Not only that, but covering Springfield’s bills would send the wrong message to the city about putting its fiscal house in order, Larkin says. “It’s too early to say the city of Springfield can’t manage their way out of this.”
Hopes of a state handout did seem to discourage talk of municipal economizing. In mid-June, according to the Springfield Republican, Ryan complained that two city councilors were jeopardizing the then-pending bailout bill by calling for additional cuts in city spending.
The bill that, at press time, seemed poised to pass the Legislature preserved union rights but limited state financial help to interest-free loans (the House approved $52 million, the Senate $22 million). It would also establish a five-member financial advisory board to oversee city spending. The board will include Ryan, the president of the city council, and three members appointed by Kriss.

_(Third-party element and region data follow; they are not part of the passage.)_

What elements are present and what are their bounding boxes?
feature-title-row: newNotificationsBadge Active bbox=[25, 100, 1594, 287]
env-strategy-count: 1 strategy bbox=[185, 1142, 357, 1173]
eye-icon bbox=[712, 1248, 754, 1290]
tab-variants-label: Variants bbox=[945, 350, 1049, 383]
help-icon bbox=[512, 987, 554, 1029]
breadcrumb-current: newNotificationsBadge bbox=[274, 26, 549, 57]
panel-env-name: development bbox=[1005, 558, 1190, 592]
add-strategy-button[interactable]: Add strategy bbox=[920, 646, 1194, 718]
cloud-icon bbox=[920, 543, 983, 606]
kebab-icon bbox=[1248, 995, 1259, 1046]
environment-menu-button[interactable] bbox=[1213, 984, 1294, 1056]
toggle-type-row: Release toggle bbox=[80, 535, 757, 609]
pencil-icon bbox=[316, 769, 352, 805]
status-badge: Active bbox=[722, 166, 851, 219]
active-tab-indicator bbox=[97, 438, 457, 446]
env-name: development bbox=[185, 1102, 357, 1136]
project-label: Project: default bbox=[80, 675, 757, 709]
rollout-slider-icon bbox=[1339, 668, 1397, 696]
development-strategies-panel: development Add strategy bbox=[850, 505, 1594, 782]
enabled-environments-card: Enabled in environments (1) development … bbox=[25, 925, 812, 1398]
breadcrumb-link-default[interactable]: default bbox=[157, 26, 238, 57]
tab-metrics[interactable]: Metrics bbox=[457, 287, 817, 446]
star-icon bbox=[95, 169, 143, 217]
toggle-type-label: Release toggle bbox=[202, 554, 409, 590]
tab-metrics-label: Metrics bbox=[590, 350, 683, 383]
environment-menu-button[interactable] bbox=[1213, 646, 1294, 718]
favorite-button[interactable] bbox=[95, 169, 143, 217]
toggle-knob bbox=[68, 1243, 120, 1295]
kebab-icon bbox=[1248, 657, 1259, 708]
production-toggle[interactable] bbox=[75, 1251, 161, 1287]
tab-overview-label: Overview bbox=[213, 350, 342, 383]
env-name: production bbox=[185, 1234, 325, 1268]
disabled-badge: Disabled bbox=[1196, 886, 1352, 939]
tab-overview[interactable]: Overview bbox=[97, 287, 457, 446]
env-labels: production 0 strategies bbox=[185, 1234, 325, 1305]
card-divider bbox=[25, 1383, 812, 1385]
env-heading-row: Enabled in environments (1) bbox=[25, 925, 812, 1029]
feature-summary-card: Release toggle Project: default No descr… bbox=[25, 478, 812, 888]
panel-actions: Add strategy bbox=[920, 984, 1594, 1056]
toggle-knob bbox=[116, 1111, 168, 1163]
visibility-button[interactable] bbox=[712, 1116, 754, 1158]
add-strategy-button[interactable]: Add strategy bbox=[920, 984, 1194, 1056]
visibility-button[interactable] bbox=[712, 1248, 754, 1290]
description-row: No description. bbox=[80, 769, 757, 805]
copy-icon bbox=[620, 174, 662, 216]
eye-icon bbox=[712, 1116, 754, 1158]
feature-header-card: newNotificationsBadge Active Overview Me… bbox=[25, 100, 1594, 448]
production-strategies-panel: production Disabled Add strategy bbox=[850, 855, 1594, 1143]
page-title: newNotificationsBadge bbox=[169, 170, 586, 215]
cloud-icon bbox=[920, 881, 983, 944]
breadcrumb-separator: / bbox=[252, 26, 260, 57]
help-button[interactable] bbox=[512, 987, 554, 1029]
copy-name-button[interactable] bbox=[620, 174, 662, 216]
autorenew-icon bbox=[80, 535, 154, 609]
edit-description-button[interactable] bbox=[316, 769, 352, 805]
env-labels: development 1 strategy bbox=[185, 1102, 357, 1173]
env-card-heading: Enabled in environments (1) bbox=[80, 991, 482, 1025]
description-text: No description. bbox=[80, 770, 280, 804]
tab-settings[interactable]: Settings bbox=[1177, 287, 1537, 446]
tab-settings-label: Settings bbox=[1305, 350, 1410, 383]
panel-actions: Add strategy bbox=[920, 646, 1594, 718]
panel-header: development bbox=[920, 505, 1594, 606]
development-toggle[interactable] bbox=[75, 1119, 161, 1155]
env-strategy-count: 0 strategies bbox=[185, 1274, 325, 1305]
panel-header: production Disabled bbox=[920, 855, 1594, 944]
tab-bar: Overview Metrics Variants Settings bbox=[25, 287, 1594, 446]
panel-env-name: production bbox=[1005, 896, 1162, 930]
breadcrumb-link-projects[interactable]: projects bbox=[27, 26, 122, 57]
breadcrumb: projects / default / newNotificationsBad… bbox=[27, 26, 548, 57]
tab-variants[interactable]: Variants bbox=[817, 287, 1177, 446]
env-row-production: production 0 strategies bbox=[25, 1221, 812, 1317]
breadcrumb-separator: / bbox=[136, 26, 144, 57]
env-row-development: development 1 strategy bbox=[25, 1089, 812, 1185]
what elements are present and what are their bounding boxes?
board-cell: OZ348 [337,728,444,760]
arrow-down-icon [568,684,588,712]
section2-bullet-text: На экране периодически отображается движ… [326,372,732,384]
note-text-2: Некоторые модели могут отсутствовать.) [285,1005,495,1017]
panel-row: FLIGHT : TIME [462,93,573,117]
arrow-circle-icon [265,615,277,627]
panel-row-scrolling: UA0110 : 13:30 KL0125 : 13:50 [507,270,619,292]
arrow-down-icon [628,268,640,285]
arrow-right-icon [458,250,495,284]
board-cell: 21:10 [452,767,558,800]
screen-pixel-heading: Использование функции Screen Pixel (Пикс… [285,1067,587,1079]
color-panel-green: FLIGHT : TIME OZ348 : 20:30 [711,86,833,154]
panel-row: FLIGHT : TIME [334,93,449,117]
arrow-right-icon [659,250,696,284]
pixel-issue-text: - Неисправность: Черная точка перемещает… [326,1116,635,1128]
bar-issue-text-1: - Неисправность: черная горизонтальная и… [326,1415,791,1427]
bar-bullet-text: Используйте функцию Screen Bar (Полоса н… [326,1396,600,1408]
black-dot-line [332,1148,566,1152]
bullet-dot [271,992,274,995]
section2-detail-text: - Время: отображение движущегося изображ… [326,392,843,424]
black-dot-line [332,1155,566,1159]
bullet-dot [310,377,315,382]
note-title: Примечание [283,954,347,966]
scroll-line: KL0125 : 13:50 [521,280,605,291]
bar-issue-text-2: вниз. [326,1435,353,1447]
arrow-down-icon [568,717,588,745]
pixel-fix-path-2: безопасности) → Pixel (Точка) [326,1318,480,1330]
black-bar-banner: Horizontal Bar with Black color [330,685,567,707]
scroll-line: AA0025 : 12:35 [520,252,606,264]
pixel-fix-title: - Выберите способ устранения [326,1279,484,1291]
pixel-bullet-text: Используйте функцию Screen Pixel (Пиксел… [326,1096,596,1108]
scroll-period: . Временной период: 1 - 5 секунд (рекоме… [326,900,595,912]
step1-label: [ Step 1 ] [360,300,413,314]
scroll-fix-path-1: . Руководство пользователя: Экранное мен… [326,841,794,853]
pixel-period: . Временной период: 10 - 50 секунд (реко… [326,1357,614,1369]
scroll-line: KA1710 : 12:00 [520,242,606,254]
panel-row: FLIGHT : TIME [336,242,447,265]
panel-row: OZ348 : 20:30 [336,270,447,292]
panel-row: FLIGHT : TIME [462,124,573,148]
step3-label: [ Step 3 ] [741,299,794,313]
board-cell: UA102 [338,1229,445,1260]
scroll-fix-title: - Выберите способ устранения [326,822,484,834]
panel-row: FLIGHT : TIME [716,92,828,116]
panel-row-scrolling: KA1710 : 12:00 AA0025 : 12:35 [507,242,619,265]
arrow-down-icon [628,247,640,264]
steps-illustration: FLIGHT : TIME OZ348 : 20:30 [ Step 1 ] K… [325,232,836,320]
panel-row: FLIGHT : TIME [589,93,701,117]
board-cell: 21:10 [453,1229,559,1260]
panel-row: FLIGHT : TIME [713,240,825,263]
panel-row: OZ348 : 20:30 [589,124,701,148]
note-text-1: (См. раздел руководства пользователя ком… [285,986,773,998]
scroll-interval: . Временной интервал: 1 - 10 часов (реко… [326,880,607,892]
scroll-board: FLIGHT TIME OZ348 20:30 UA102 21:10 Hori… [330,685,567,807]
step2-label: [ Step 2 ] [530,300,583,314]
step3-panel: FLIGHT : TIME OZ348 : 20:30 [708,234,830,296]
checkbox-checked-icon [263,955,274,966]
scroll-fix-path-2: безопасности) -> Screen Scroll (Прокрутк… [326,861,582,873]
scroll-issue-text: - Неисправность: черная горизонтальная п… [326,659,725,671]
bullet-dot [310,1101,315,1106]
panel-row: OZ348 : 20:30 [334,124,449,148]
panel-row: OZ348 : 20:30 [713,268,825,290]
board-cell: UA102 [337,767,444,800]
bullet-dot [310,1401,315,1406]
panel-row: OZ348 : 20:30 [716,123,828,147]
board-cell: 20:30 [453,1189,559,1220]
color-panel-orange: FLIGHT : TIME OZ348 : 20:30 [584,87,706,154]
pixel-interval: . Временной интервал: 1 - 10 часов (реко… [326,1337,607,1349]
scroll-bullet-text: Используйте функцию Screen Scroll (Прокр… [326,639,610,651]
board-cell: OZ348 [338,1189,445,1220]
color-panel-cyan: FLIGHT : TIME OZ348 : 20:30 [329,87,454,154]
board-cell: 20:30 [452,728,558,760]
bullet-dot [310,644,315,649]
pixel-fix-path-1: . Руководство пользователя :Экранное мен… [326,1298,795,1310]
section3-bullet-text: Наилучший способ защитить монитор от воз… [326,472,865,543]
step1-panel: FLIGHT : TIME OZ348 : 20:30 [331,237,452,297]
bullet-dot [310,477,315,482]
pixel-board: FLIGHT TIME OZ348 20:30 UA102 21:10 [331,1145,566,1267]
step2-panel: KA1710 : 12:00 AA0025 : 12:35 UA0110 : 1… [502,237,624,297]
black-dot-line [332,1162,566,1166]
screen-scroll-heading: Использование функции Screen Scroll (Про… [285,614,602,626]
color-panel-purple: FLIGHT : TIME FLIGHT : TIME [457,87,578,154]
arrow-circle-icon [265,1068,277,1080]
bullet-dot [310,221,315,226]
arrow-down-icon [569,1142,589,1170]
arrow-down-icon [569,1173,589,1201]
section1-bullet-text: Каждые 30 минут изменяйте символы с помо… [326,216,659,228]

That board will have its hands full, according to Michael Widmer, president of the Massachusetts Taxpayers Foundation, a business-funded watchdog group. “The loans may help in the short term, but they don’t change the underlying fundamentals,” says Widmer. Springfield needs to find “new revenue sources or make significant cuts in spending in order to bring things into long-term balance,” he says.
Springfield’s fiscal crisis is the most serious to hit a Massachusetts municipality since the city of Chelsea was forced into state receivership in 1991. James Carlin, a former state transportation secretary, was tapped by Gov. William Weld to serve as receiver for Chelsea, which faced a $10 million deficit on an annual city budget of just $40 million. A $5 million appropriation from Massport, which was termed an extra “mitigation payment” for the impact of the Tobin Bridge, was the closest thing Chelsea got to a bailout.Carlin had his battles, including one with the city’s firefighters, who challenged in court his authority to make work rules (Carlin prevailed). But overall, he says, there was broad support for his efforts, as long as his actions were seen as spreading the budget-tightening burden fairly. “You can do unpopular things, but you cannot do irrational things,” he says.
That “everybody wanted the receivership to succeed,” Carlin says, was his biggest asset. Springfield will need a similar reservoir of good will, he says, and to fill it up, the city will have to make some big moves and show some results—quickly. “It’s like the Red Sox,” says Carlin. “You get some momentum, the fans get behind you.”